What the pontoon barge can do
The vessel deployed in the Guigang operation measures approximately 60 metres long and 8 metres wide, with a total load capacity exceeding 60 tonnes, according to China Anneng. In a single trip, it can transport more than 500 people — a throughput that conventional inflatable and assault boats cannot approach.
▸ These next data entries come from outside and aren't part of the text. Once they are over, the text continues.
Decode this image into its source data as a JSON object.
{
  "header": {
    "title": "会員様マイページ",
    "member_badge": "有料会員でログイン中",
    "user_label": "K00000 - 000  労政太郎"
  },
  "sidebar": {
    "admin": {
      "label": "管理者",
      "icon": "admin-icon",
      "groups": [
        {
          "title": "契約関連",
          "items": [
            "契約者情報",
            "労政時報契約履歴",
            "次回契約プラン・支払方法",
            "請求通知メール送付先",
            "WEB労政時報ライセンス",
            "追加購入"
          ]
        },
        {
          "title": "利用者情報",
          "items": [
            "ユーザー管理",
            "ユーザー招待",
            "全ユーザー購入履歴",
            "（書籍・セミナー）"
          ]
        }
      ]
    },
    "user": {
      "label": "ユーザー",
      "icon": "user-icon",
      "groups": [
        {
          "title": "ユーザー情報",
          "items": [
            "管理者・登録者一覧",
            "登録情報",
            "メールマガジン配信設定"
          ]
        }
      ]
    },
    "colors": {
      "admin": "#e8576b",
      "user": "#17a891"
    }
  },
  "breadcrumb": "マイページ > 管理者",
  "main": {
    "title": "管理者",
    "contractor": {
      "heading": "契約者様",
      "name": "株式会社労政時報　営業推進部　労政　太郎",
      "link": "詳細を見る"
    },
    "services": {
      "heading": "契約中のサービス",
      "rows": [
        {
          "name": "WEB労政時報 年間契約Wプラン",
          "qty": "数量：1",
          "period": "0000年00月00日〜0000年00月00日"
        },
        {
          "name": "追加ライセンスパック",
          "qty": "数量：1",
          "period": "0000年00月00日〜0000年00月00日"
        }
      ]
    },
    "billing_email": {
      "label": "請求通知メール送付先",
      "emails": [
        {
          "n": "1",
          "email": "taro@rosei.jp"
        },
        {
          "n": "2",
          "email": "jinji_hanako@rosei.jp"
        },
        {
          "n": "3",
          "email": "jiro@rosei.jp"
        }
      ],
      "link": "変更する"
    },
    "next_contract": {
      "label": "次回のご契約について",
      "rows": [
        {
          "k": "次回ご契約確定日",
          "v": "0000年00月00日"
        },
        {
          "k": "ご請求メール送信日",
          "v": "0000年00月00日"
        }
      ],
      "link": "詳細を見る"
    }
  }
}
The barge functions simultaneously as a boat, a bridge, and a life raft, giving rescue coordinators flexibility in environments where floodwaters block both road and river access. China Anneng described the vessel's capabilities in a post on Zhihu, China's question-and-answer platform.
Why it matters
Before the barges arrived at the college campus, rescuers were extracting only a small number of survivors per trip using standard inflatable boats, according to reports. Floodwaters at the site reached nearly 5 metres (16.4 feet) deep, cutting off the entire campus population.
China Anneng deployed three of the heavy-duty barges from last Wednesday night through Thursday, 10 July 2026. By midday on Thursday, all students and teachers had been evacuated to dry ground, state broadcaster CCTV reported.
The competitive backdrop
China Anneng Construction Group is a state-owned emergency rescue force, and the pontoon barge programme reflects broader investment by China's state apparatus in purpose-built disaster-response equipment. The vessel's design — foldable and self-propelled — allows rapid deployment to sites where conventional heavy equipment cannot reach.
State news agency Xinhua confirmed the scale of the Guigang operation, describing it as one of the largest single rescue actions in the current flooding cycle across Guangxi.
What's next
Flooding across southern China remains active, and authorities have not indicated whether additional pontoon barge units will be pre-positioned ahead of further rainfall. The performance of the technology in Guigang is likely to inform procurement and deployment doctrine for future large-scale flood responses across the region.